В школе обучали убивать, клеветать, изготовлять фальшивые документы, писать симпатическими чернилами, играть на гармошках, которые на самом деле были радиоприемниками, пользоваться фотоаппаратами, сделанными в виде часов, - всему тому, чем напичканы низкопробные детективные романы.
И, наконец, пришел день расплаты за американское хлебосольство. Анохину и его товарищам по школе сказали, что их перебросят в Советский Союз. Там они должны будут собирать сведения о военных аэродромах, выявлять радарные установки, находить недовольных, вербовать людей для борьбы с советской властью и организовывать подрывные группы…
Анохин получил готовый шпионский набор: комплект фальшивых документов, бесшумные пистолеты, ампулы с ядом, портативную радиостанцию, фотоаппарат и добрую пачку настоящих советских денег.
Кому какое дело до того, что делается на воздушной базе одного государства, расположенной на территории другого?
Анохина на самолете доставили, выражаясь образно, к подножию Парфенона, под сень оливковых рощ. На самом деле Парфенона он не увидел даже издали, а что касается рощ, ему не пришлось попробовать ни одной оливки: в Греции его накормили консервированной американской колбасой и напоили кофе с галетами, а для смелости поднесли стакан дешевого греческого коньяку.
Вечером после трапезы его пригласили к какому-то американскому майору.
Они разговаривали в крохотной комнате с голыми стенами, похожей на тюремную камеру, с маленьким круглым окном вроде иллюминатора, зарешеченным металлическими прутьями.
- Желаю вам успеха, - сказал майор на хорошем русском языке. - Каждый месяц мы будем перечислять на ваш текущий счет двести долларов.
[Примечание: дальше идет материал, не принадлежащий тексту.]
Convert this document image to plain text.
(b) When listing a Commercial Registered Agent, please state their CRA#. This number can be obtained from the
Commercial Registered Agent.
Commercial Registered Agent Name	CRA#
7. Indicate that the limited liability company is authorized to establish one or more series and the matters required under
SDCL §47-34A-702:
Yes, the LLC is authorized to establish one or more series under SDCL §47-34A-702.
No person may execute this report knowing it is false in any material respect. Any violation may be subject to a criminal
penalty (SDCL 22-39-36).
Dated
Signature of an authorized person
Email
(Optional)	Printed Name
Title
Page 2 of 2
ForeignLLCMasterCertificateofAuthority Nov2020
Когда вы вернетесь, вы сможете жить где угодно и как угодно. Но запомните и другое. Если вы вздумаете бездельничать или, боже упаси, нас предать, вы погибнете. Прежде всего вас расстреляют сами большевики. Ну а если они этого не сделают, сделаем это мы. От нас вам не уйти. Мы имеем своих людей во всех уголках земного шара. Достаточно нам приговорить вас к смерти, как не пройдет недели…
Майор неожиданно захохотал.
- Впрочем, зачем я это говорю? - прервал он самого себя. - Ты хороший парень, и ты любишь свободу. Действуй, наблюдай, доноси, в случае надобности убивай, и тебе будет обеспечено наилучшее существование… А если попадешься в руки к этим бесчеловечным большевикам, убей себя, ампулы с ядом вшиты в твой воротник.
Майор похлопал его по плечу.
- Тебя обучали радиосвязи? - спросил он. - Умеешь работать на коротких волнах?
- Экзамен я сдал, - ответил Анохин. - Как будто умею.
- Я тебе дам волну и позывные, - сказал майор. - Запомни: Москва, Курская дорога, станция Льговская, деревня Тучкове Между станцией и деревней лес. Найдешь укромное место и будешь вызывать штаб. Штаб русских повстанцев. Каждую пятницу от пяти до семи. Понятно?
- Понятно, - послушно сказал Анохин.
- Тобой будет руководить штаб русских повстанцев, готовых к выступлению, когда для этого придет время, - объяснил майор. - От этого штаба ты будешь получать задания. Там ты получишь и явки в Москве. Понятно?
- Понятно.
- «Любимый город может спать спокойно», - хриплым дискантом и безбожно фальшивя, неожиданно пропел майор.
Он пытливо взглянул на Анохина.
- Понятно?
- Нет, - сказал Анохин.
Майор засмеялся.
- Первые два слова - позывные, ты будешь передавать их на указанной волне. А окончание фразы - отзыв… Если кто и перехватит их, ни о чем не догадается.
- Понятно.
- Затем я могу пожелать тебе спокойного пути, - сказал майор и даже пожал ему руку. - Иди, голубчик, иди, - сказал он. - Время - деньги. Иди и освобождай свою родину. Мы тебя не забудем.
Все было предельно ясно: иди и освобождай свою родину, а мы тебе будем платить за это двести долларов в месяц.
Особенно противно прозвучало слово «голубчик». Оно было сказано очень правильно, четко, по-военному. Должно быть, этот майор очень старательно изучал русский язык и знал слова, какими следовало поощрять тех русских парней, которые соглашались за умеренное вознаграждение рисковать своей жизнью и освобождать Россию для американцев.
Не успел он выйти от майора, как его повели к самолету. Черное небо, черное поле, черные тени незнакомых людей… Он не успел даже как следует рассмотреть самолет. Заметил только, что он был без опознавательных знаков.